Sony – PlayStation3/Vita
The Sony console ports have gotten some much-needed love, with frangarcj doing some really stellar work with the Vita henkaku port, which supports the fancy XMB menu, shaders, dynamic core loading, (mostly) full-speed PSX emulation via dynarecced PCSX-ReARMed and more, while Ezi0 has made great progress in getting the PS3 port back to usability.
Nintendo – Wii/WiiU/3DS
On Nintendo consoles, netux79 has been keeping up with the Wii port, adding support for USB gamepads and fixing some savestate issues with the snes9x-next core, while Twinaphex tracked down and fixed a black-screen bug that’s plagued the nightly builds since just after the 1.3.6 release. Aliaspider and Twinaphex have made a lot of improvements to the 3DS port, including fixing a persistent screen-tearing issue, and aliaspider has also made great progress with the nascent Wii U port.
On the core front, Twinaphex has greatly improved the error handling on many cores so that they are less prone to bringing the entire program down (i.e., segfault) when they choke. While this is certainly not as sexy or user-facing as many of the other improvements, it will lead to a more stable, user-friendly experience with fewer mysterious crashes that give no information as to their cause.

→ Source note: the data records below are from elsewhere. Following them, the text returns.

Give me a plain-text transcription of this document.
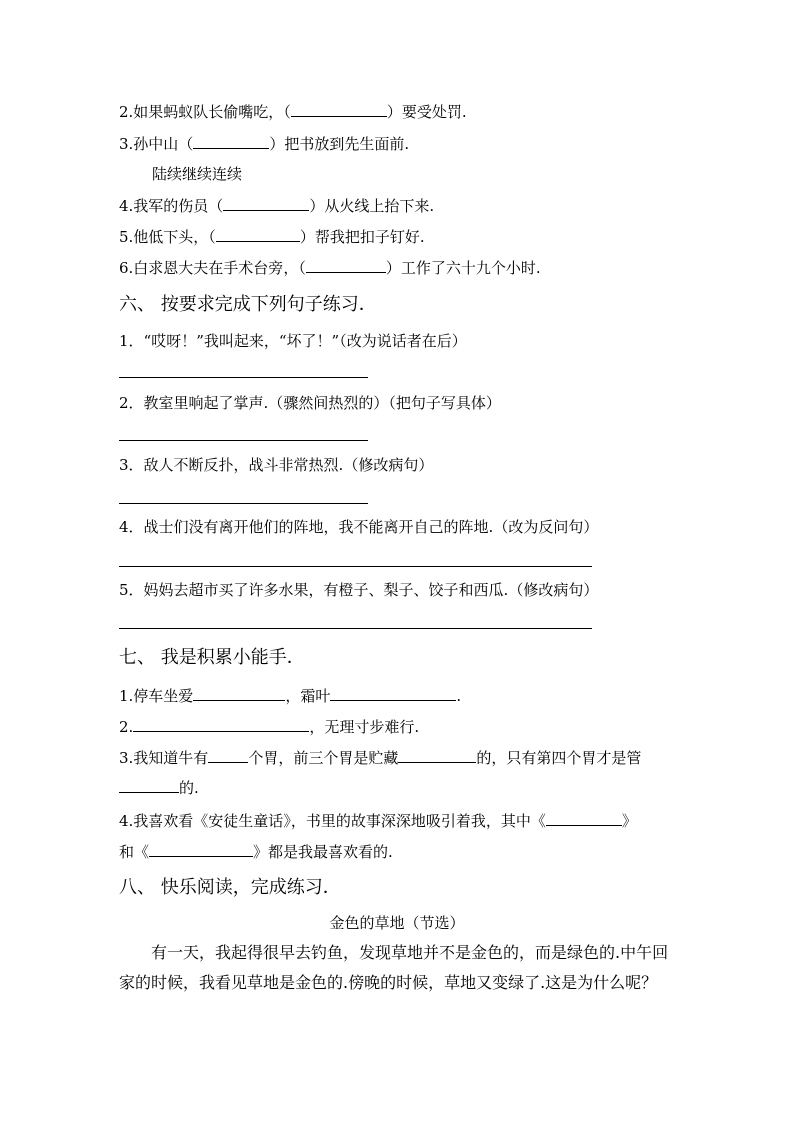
2.如果蚂蚁队长偷嘴吃，（	）要受处罚.
3.孙中山（	）把书放到先生面前.
陆续继续连续
4.我军的伤员（	）从火线上抬下来.
5.他低下头，（	）帮我把扣子钉好.
6.白求恩大夫在手术台旁，（	）工作了六十九个小时.
六、 按要求完成下列句子练习．
1．“哎呀！”我叫起来，“坏了！”（改为说话者在后）
2．教室里响起了掌声.（骤然间热烈的）（把句子写具体）
3．敌人不断反扑，战斗非常热烈.（修改病句）
4．战士们没有离开他们的阵地，我不能离开自己的阵地.（改为反问句）
5．妈妈去超市买了许多水果，有橙子、梨子、饺子和西瓜.（修改病句）
七、 我是积累小能手．
1.停车坐爱	，霜叶	.
2.	，无理寸步难行.
3.我知道牛有	个胃，前三个胃是贮藏	的，只有第四个胃才是管
的.
4.我喜欢看《安徒生童话》，书里的故事深深地吸引着我，其中《	》
和《	》都是我最喜欢看的.
八、 快乐阅读，完成练习．
金色的草地（节选）
有一天，我起得很早去钓鱼，发现草地并不是金色的，而是绿色的.中午回家的时候，我看见草地是金色的.傍晚的时候，草地又变绿了.这是为什么呢？
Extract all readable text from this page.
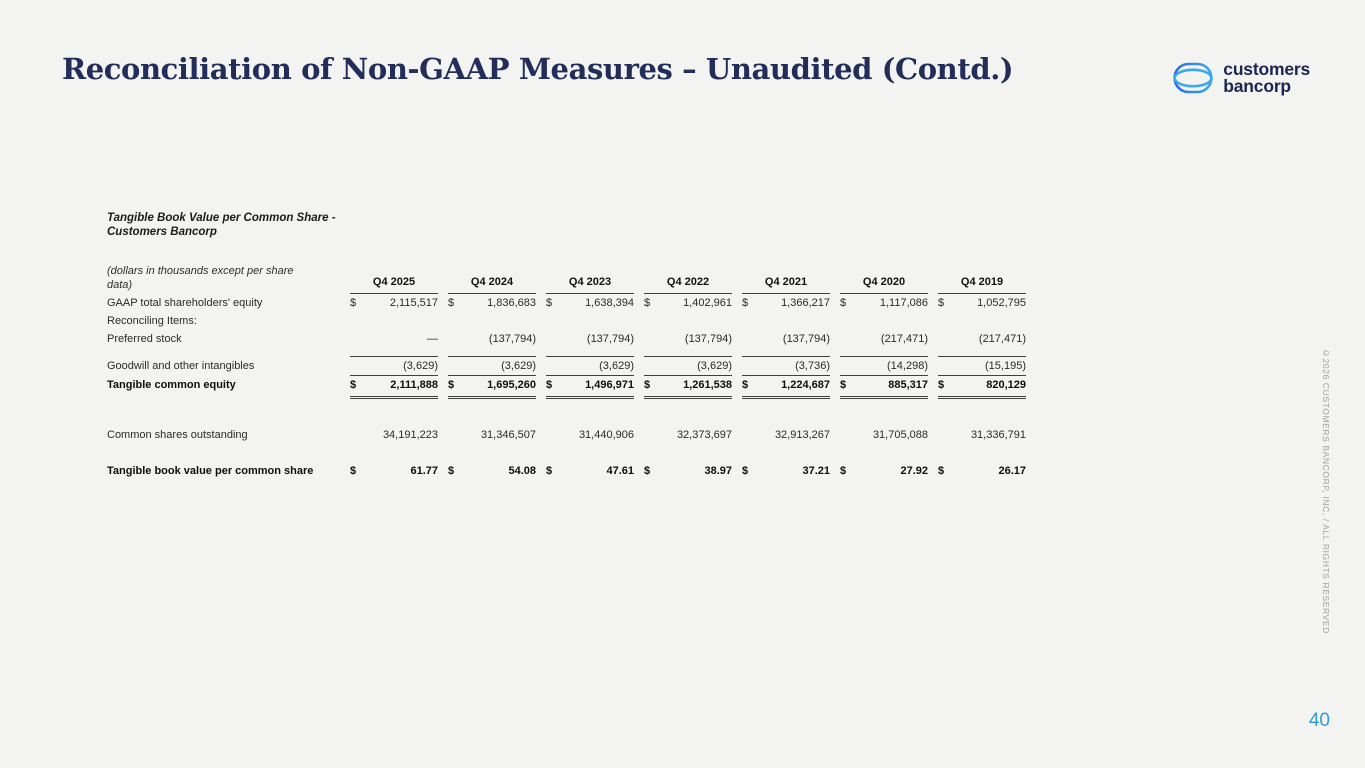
Reconciliation of Non-GAAP Measures – Unaudited (Contd.)	customers
bancorp
Tangible Book Value per Common Share -
Customers Bancorp
(dollars in thousands except per share data)	Q4 2025	Q4 2024	Q4 2023	Q4 2022	Q4 2021	Q4 2020	Q4 2019
GAAP total shareholders' equity	$	2,115,517 $	1,836,683 $	1,638,394 $	1,402,961 $	1,366,217 $	1,117,086 $	1,052,795
Reconciling Items:
Preferred stock	—	(137,794)	(137,794)	(137,794)	(137,794)	(217,471)	(217,471)
Goodwill and other intangibles	(3,629)	(3,629)	(3,629)	(3,629)	(3,736)	(14,298)	(15,195)
Tangible common equity	$	2,111,888 $	1,695,260 $	1,496,971 $	1,261,538 $	1,224,687 $	885,317 $	820,129
Common shares outstanding	34,191,223	31,346,507	31,440,906	32,373,697	32,913,267	31,705,088	31,336,791
Tangible book value per common share	$	61.77 $	54.08 $	47.61 $	38.97 $	37.21 $	27.92 $	26.17	©2026 CUSTOMERS BANCORP, INC. / ALL RIGHTS RESERVED
40
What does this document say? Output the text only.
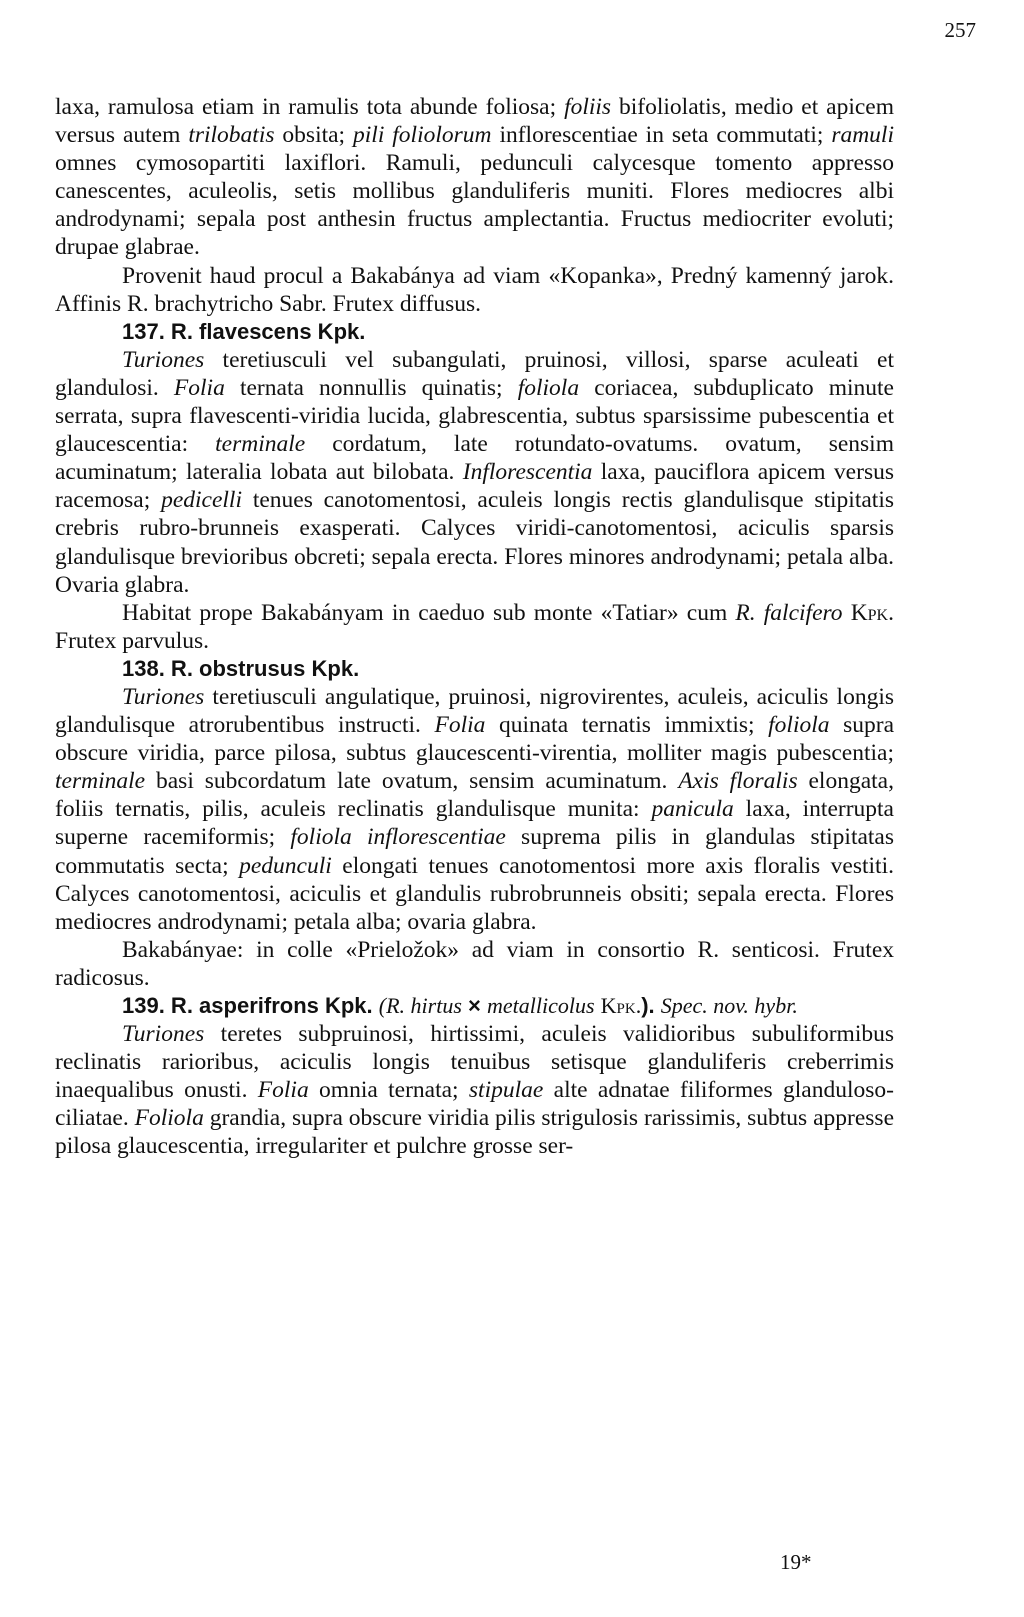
257

laxa, ramulosa etiam in ramulis tota abunde foliosa; foliis bifoliolatis, medio et apicem versus autem trilobatis obsita; pili foliolorum inflorescentiae in seta commutati; ramuli omnes cymosopartiti laxiflori. Ramuli, pedunculi calycesque tomento appresso canescentes, aculeolis, setis mollibus glanduliferis muniti. Flores mediocres albi androdynami; sepala post anthesin fructus amplectantia. Fructus mediocriter evoluti; drupae glabrae.

Provenit haud procul a Bakabánya ad viam «Kopanka», Predný kamenný jarok. Affinis R. brachytricho Sabr. Frutex diffusus.

137. R. flavescens Kpk.

Turiones teretiusculi vel subangulati, pruinosi, villosi, sparse aculeati et glandulosi. Folia ternata nonnullis quinatis; foliola coriacea, subduplicato minute serrata, supra flavescenti-viridia lucida, glabrescentia, subtus sparsissime pubescentia et glaucescentia: terminale cordatum, late rotundato-ovatums. ovatum, sensim acuminatum; lateralia lobata aut bilobata. Inflorescentia laxa, pauciflora apicem versus racemosa; pedicelli tenues canotomentosi, aculeis longis rectis glandulisque stipitatis crebris rubro-brunneis exasperati. Calyces viridi-canotomentosi, aciculis sparsis glandulisque brevioribus obcreti; sepala erecta. Flores minores androdynami; petala alba. Ovaria glabra.

Habitat prope Bakabányam in caeduo sub monte «Tatiar» cum R. falcifero Kpk. Frutex parvulus.

138. R. obstrusus Kpk.

Turiones teretiusculi angulatique, pruinosi, nigrovirentes, aculeis, aciculis longis glandulisque atrorubentibus instructi. Folia quinata ternatis immixtis; foliola supra obscure viridia, parce pilosa, subtus glaucescenti-virentia, molliter magis pubescentia; terminale basi subcordatum late ovatum, sensim acuminatum. Axis floralis elongata, foliis ternatis, pilis, aculeis reclinatis glandulisque munita: panicula laxa, interrupta superne racemiformis; foliola inflorescentiae suprema pilis in glandulas stipitatas commutatis secta; pedunculi elongati tenues canotomentosi more axis floralis vestiti. Calyces canotomentosi, aciculis et glandulis rubrobrunneis obsiti; sepala erecta. Flores mediocres androdynami; petala alba; ovaria glabra.

Bakabányae: in colle «Prieložok» ad viam in consortio R. senticosi. Frutex radicosus.

139. R. asperifrons Kpk. (R. hirtus × metallicolus Kpk.). Spec. nov. hybr.

Turiones teretes subpruinosi, hirtissimi, aculeis validioribus subuliformibus reclinatis rarioribus, aciculis longis tenuibus setisque glanduliferis creberrimis inaequalibus onusti. Folia omnia ternata; stipulae alte adnatae filiformes glanduloso-ciliatae. Foliola grandia, supra obscure viridia pilis strigulosis rarissimis, subtus appresse pilosa glaucescentia, irregulariter et pulchre grosse ser-

19*
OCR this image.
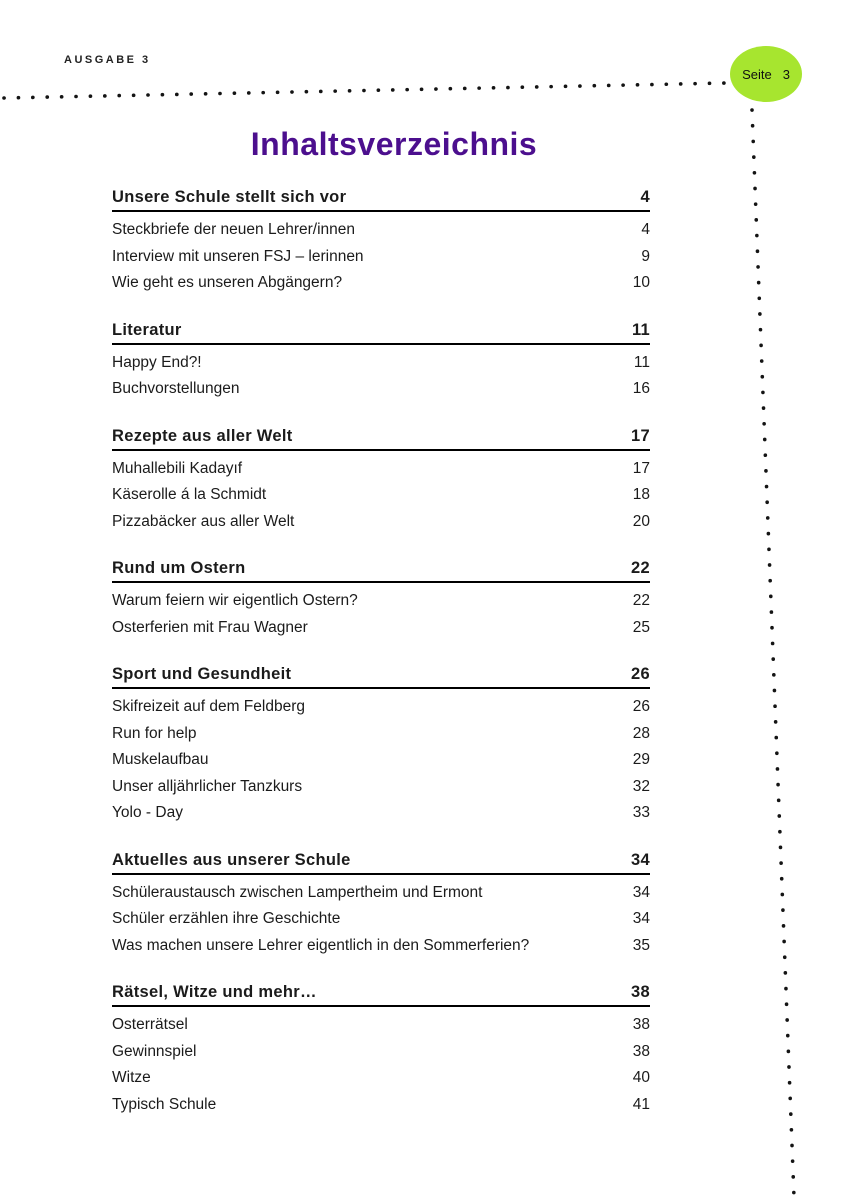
AUSGABE 3
Seite 3
Inhaltsverzeichnis
Unsere Schule stellt sich vor	4
Steckbriefe der neuen Lehrer/innen	4
Interview mit unseren FSJ – lerinnen	9
Wie geht es unseren Abgängern?	10
Literatur	11
Happy End?!	11
Buchvorstellungen	16
Rezepte aus aller Welt	17
Muhallebili Kadayıf	17
Käserolle á la Schmidt	18
Pizzabäcker aus aller Welt	20
Rund um Ostern	22
Warum feiern wir eigentlich Ostern?	22
Osterferien mit Frau Wagner	25
Sport und Gesundheit	26
Skifreizeit auf dem Feldberg	26
Run for help	28
Muskelaufbau	29
Unser alljährlicher Tanzkurs	32
Yolo - Day	33
Aktuelles aus unserer Schule	34
Schüleraustausch zwischen Lampertheim und Ermont	34
Schüler erzählen ihre Geschichte	34
Was machen unsere Lehrer eigentlich in den Sommerferien?	35
Rätsel, Witze und mehr…	38
Osterrätsel	38
Gewinnspiel	38
Witze	40
Typisch Schule	41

Twinaphex also ported Ryphecha’s unbelievably-awesome new Sega Saturn emulator to libretro (listed as “mednafen-saturn” in the online updater). Saturn has long been considered one of the most difficult and esoteric consoles to emulate, and Ryphecha deserves a virtual high-five for doing such a great job with it and generously releasing it under the GPL license. While it is currently only available on x86_64 platforms (i.e., no ARM, no 32-bit x86), its emulation quality and accuracy is already top-notch.
N64 emulation has had some exciting development, as well, with loganmc10‘s Glupen64-libretro port, which combines a shallow fork of mainline Mupen64plus (i.e., not the heavily modified fork that mupen64plus-libretro is based on) with gonetz’s crowdfunded GLideN64 RDP plugin. This core handles many hard-to-emulate effects as compared with the other HLE plugins and gets good performance on even modest hardware. As such, it has become the default core for N64 in the RPi3 spin of Lakka and also performs quite well in Android (and more stable there than regular mupen64plus-libretro, according to user reports). Meanwhile, Seru-kun added support for 64DD disks to Mupen64Plus-libretro, making it the second N64 emulator (after PJ64) to support the Japan-exclusive add-on.
Leiradel and meleu did a massive cleanup on the Retro Achievements/cheevos system, whereby all systems that RetroArch supports have at least one core that includes achievement support, and all systems supported by Retro Achievements is represented. Moreover, spurious achievements should no longer be awarded right when the game starts (a common problem, previously) and achievements will no longer be awarded in the event of a failure to actually meet the requirement(s).